Tánaiste and Education Minister Mary Coughlan said there would be a reformed body in place in the new year that would assume the work of the scandal-hit employment agency.
But Fine Gael said the move can only be regarded as a rebranding exercise as no concrete reform proposals have been outlined.
Fergus O’Dowd, education spokesman, said: “A litany of scandal at the highest levels in FÁS has been exposed over the last few months. Real reform is needed or else the same malpractice will occur again.
“This is especially true as dedicated people within the agency who do good work have been frustrated and undermined by the scandals.
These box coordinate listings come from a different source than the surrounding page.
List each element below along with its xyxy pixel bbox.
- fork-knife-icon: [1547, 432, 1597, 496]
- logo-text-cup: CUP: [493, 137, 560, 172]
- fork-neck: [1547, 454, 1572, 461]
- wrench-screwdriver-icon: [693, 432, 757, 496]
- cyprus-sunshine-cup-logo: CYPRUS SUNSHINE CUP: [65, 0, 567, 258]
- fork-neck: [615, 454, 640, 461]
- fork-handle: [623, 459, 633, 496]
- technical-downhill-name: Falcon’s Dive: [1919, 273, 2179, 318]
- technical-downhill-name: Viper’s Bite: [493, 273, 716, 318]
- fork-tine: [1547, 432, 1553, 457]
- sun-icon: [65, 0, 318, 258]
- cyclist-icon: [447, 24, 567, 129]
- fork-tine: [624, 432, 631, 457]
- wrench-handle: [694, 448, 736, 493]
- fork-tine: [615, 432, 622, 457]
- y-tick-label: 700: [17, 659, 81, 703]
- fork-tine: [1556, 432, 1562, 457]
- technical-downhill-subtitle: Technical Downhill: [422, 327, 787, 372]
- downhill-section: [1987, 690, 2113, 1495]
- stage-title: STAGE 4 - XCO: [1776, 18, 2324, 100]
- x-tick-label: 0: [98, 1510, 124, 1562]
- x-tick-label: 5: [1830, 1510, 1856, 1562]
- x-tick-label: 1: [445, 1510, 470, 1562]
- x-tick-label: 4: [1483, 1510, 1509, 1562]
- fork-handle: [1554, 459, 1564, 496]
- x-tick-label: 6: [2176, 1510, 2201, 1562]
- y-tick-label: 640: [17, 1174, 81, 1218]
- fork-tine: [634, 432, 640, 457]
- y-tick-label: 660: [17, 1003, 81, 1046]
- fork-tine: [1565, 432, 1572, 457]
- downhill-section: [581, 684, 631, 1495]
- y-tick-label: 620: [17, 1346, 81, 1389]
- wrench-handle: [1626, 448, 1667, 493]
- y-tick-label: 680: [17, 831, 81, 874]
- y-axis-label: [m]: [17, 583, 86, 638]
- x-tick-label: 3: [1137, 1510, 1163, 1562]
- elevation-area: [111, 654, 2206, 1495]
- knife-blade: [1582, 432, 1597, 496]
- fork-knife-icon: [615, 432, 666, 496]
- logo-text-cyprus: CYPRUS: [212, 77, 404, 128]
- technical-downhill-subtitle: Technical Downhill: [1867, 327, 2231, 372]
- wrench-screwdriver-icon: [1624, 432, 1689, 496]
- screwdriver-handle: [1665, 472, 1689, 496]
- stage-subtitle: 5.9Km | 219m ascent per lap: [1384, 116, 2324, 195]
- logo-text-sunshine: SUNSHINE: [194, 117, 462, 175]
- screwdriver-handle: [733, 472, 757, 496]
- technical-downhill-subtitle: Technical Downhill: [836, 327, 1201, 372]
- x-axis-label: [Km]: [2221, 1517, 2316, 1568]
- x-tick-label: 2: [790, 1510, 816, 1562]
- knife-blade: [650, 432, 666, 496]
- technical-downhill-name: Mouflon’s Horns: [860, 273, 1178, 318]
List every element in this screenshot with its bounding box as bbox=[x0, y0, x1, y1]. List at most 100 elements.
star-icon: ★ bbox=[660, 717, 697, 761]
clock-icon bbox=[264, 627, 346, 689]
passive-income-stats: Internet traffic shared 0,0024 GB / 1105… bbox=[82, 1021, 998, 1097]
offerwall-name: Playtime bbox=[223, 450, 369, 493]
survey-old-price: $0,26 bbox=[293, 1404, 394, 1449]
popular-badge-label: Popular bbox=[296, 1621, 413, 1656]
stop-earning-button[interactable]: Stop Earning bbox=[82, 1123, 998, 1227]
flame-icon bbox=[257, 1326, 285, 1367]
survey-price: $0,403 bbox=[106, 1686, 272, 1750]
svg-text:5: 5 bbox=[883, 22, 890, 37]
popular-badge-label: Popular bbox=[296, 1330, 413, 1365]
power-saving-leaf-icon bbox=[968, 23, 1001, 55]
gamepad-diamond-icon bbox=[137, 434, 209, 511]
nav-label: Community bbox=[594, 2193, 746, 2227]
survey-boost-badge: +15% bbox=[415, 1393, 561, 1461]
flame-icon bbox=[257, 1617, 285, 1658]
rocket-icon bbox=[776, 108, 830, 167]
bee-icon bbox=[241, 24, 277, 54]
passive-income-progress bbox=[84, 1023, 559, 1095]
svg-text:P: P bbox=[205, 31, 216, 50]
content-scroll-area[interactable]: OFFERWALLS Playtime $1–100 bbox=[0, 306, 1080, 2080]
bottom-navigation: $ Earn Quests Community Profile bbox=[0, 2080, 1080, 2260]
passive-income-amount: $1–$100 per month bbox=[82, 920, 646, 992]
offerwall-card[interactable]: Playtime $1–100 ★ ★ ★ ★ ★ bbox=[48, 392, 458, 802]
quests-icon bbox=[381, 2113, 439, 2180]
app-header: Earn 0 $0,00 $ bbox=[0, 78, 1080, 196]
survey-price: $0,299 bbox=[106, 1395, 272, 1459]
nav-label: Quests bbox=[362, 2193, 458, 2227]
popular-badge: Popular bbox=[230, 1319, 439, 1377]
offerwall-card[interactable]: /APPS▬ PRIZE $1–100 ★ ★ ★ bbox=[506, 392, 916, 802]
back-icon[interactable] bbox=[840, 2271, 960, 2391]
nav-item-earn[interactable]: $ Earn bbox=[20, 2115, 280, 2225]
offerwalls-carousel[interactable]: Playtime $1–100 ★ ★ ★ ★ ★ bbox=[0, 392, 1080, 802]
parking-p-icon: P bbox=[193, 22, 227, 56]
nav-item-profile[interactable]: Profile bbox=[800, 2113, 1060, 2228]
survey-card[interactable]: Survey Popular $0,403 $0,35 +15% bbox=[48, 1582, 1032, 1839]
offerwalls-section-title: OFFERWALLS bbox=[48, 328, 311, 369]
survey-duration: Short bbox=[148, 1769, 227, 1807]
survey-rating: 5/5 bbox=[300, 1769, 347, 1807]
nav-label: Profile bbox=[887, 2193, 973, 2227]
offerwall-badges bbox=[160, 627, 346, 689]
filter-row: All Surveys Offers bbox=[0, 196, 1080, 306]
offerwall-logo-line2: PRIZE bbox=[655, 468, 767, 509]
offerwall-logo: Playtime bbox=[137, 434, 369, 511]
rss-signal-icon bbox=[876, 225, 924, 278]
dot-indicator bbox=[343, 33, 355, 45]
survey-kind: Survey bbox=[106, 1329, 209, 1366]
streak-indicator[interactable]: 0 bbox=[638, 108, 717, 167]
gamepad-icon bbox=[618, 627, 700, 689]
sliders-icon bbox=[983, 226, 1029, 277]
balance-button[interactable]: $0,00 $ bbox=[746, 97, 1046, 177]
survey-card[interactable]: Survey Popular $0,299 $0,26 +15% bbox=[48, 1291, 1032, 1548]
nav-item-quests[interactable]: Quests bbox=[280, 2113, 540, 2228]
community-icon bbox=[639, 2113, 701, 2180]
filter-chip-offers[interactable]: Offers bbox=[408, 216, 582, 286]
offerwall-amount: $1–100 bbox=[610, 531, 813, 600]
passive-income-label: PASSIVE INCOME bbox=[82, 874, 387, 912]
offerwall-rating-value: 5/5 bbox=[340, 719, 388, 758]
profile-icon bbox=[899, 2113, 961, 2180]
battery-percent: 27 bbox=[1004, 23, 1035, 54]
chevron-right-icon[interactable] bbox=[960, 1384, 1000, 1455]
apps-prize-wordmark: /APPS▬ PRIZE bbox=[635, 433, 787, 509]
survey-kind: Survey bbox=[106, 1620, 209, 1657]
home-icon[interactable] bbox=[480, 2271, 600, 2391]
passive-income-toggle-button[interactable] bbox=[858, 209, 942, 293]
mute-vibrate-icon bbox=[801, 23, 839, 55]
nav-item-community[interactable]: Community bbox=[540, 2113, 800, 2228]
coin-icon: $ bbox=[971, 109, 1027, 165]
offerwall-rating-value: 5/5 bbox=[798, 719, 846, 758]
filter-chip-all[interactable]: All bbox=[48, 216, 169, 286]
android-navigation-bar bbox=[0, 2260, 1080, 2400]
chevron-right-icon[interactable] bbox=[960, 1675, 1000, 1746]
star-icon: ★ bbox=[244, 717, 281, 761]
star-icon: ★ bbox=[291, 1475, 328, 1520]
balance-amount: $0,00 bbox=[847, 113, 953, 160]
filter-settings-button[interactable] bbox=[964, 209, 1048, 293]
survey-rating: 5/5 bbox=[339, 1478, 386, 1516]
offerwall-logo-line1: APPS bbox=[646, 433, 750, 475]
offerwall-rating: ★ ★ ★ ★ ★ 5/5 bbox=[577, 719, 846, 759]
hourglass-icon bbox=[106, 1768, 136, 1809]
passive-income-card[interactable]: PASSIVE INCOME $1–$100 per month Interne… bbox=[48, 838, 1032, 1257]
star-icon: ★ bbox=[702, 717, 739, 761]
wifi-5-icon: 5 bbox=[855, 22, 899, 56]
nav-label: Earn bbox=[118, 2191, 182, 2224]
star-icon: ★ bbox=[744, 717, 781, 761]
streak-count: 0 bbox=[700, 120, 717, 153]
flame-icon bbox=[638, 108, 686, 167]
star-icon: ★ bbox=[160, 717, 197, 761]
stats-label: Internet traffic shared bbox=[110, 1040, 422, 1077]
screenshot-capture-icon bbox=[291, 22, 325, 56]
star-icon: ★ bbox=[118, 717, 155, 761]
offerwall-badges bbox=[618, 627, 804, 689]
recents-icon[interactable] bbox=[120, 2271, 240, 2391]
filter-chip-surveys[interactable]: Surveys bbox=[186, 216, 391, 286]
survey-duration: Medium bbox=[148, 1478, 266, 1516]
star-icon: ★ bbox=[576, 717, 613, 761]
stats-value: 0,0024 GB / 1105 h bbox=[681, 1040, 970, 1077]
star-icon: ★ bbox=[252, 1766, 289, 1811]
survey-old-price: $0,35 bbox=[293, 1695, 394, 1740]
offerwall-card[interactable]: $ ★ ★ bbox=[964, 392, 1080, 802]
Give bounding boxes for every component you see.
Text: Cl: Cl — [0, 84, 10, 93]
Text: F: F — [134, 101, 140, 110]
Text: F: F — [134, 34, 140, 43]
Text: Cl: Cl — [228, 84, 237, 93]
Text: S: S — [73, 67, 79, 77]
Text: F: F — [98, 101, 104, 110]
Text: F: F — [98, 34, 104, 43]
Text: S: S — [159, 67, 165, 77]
“Unfortunately, Mary Coughlan, Fianna Fail and the Greens don’t see things this way and seem intent to simply rebrand the organisation rather than instigate reform.”
A spokesman for Ms Coughlan said there were no plans to scrap Fas and replace it with a new organisation.
He added the plans centred on refocusing the training aspect of the organisation.
Earlier this month, it was revealed a private contractor providing training schemes for the agency had been referred to gardaí for suspected fraud.
The organisation has also recommended that gardaí be called in to probe a training company involved in a separate FÁS-linked course.
Concerns revealed last October about the quality of the training qualifications led to FÁS undertaking a review of 304 of its courses across the country.
Ms Coughlan told the Dáil that a revamped organisation would be in place in 2011.
“In addition to the restructuring of the higher level sector, it is my intention that in the new year we will see a renewed and freshly mandated training agency assume the training work of FÁS,” the Tánaiste said.
“Our focus on quality in the past has served us well but we do need to do more.
Mr O’Dowd said the FÁS model of training was outdated, inflexible and does not have the capacity to deal with the spiralling unemployment problem.
Youth Work Ireland welcomed the announcement but called for the resources dedicated to the education and training of young people to be retained and refocused.
Spokesman Michael McLoughlin also said there needed to be a major expansion of places given the spiralling rate of youth unemployment.
“Clearly FÁS had a number of reputational issues over the last few years and a change is needed,” Mr McLoughlin said.
“It is important however that we do not throw out the baby with the bathwater in making this change. There are a number of programmes and a lot of provision that needs to be maintained and indeed expanded.
“Much of the budget of FÁS goes on allowances for trainees and where these are young unemployed this must be maintained.”
Labour’s education spokesman Ruairi Quinn said the restructuring plans lacked detail.
“The lack of clarity in the Tánaiste’s announcement will create uncertainty amongst those who depend on FÁS for retraining and upskilling,” Mr Quinn said.
“At a time of great doubt over the country’s finances, the government should be taking swift and decisive policy decisions with a clear schedule for implementation. The massive unemployment crisis continues to deepen while this government hesitates.”